Wenn ich google stoße ich immer auf solche Artikeln:








						Wie erkenne ich, daß G-Sync auf meinem Monitor läuft, bzw. aktiv ist?
					

hallo.  ich habe einen AOC G2460VQ6 75hz monitor, der zwar für freesync ausgelegt ist - jedoch auch g-sync kompatibel ist. ich habe eine nvidia 10xx graka. gsync wird also unterstützt.  jetzt habe ich im treiber gsync aktiviert, lese im netz jedoch widersprüchliche aussagen. die einen sagen...




					www.computerbase.de
				




Aber bei mir steht NIRGENDS etwas von Anzeige, G-SYNC Anzeige, G-Sync einrichten oder 144Hz. Bei mir steht nur 60Hz, 59Hz und 50Hz.
Ich halte immer alle Updates und Treiber über Geforce Experience aktuell.
Was mich noch mehr triggert ist, dass ich noch einen zweiten PC mit einer RTX 2070 habe und dort ist das Gleiche in grün, nichts von G-Sync zu sehen.

Was mache ich falsch?
Ich habe euch noch ein Bild hochgeladen: https://ibb.co/W639wSk


----------



## RevolverOcelot (23. April 2021)

Kann sein das man G-Sync erst im Monitor selbst einschalten muss?

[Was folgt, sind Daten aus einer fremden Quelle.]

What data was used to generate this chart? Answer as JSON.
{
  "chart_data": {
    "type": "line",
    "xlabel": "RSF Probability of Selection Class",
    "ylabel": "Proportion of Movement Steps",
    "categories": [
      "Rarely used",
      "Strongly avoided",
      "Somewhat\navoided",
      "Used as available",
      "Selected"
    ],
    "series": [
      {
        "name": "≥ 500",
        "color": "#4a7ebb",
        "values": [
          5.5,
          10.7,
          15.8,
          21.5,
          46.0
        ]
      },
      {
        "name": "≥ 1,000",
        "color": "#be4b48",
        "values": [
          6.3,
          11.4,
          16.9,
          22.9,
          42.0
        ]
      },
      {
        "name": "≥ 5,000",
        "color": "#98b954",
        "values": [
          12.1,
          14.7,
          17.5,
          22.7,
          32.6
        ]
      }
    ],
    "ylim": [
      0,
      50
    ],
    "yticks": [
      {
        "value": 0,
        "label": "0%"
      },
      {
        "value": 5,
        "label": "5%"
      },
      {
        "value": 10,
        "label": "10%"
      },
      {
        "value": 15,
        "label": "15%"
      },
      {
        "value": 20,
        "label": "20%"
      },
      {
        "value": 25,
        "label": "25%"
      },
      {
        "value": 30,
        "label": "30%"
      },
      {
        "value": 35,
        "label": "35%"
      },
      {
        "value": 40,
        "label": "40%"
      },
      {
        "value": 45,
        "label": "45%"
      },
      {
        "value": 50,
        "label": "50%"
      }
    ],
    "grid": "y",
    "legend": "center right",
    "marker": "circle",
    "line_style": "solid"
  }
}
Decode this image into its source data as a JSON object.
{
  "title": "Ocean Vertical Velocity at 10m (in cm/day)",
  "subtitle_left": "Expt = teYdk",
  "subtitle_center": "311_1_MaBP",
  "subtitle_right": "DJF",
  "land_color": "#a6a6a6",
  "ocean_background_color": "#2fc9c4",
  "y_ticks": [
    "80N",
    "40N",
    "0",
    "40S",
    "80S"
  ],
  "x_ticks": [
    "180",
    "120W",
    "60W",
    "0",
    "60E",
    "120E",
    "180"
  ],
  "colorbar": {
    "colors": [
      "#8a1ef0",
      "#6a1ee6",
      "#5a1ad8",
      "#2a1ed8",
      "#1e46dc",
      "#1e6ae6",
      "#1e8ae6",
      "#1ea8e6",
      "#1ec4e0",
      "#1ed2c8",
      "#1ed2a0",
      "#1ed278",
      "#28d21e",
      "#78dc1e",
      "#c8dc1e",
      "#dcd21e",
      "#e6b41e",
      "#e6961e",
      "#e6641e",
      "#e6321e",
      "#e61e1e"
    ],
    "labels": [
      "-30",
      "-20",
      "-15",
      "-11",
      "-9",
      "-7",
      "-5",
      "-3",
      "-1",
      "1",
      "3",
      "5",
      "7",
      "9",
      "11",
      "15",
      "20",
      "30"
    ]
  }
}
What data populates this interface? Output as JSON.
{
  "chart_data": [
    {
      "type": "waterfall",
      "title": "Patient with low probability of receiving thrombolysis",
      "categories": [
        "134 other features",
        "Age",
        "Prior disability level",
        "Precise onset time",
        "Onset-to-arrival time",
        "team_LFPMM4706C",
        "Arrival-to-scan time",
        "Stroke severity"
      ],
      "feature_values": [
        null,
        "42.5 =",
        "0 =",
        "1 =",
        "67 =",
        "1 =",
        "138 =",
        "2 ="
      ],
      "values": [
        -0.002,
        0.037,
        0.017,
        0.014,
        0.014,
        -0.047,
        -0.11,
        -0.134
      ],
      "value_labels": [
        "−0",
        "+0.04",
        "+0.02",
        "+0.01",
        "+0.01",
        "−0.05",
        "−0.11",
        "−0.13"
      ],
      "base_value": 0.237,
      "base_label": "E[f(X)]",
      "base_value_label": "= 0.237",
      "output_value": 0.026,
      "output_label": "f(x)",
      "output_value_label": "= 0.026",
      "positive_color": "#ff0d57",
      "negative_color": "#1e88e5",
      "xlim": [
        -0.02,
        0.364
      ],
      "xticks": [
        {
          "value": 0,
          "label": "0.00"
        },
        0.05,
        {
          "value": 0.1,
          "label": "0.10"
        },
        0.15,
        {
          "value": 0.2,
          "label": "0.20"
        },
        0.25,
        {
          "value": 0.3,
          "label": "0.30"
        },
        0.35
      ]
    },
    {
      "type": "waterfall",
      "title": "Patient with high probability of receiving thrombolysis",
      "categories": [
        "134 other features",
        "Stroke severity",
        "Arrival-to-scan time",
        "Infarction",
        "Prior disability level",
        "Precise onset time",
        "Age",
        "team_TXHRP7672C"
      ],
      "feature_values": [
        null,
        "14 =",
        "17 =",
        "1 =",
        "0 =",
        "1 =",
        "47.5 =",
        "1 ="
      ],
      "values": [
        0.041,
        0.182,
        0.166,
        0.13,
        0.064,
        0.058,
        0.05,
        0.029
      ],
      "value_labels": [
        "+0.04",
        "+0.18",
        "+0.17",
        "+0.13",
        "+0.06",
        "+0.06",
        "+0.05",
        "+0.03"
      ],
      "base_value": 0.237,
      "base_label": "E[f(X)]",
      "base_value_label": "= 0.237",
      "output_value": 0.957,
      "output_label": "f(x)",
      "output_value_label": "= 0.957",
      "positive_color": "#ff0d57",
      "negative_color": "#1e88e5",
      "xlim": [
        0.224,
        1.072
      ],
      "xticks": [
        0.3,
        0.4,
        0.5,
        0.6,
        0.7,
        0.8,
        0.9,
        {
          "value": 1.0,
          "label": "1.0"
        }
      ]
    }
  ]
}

Also über die OSD-Steuerung des Monitors.


----------



## ZockerCompanion (23. April 2021)

Mit was für einem Kabel ist der Monitor angeschlossen?
(Kabel könnte nicht gut genug Daten durchlassen, DisplayPort (DP)-Kabel (mit einem aktuellen Standard, z.B. 1.4)  wäre zum Beispiel eine Alternative.)

Und wie schon RevolverOcelot angemerkt hat, hast du G-Sync bzw. FreeSync am Monitor eingeschaltet?

Und als drittes, ist die Firmware von dem Monitor aktuell?


----------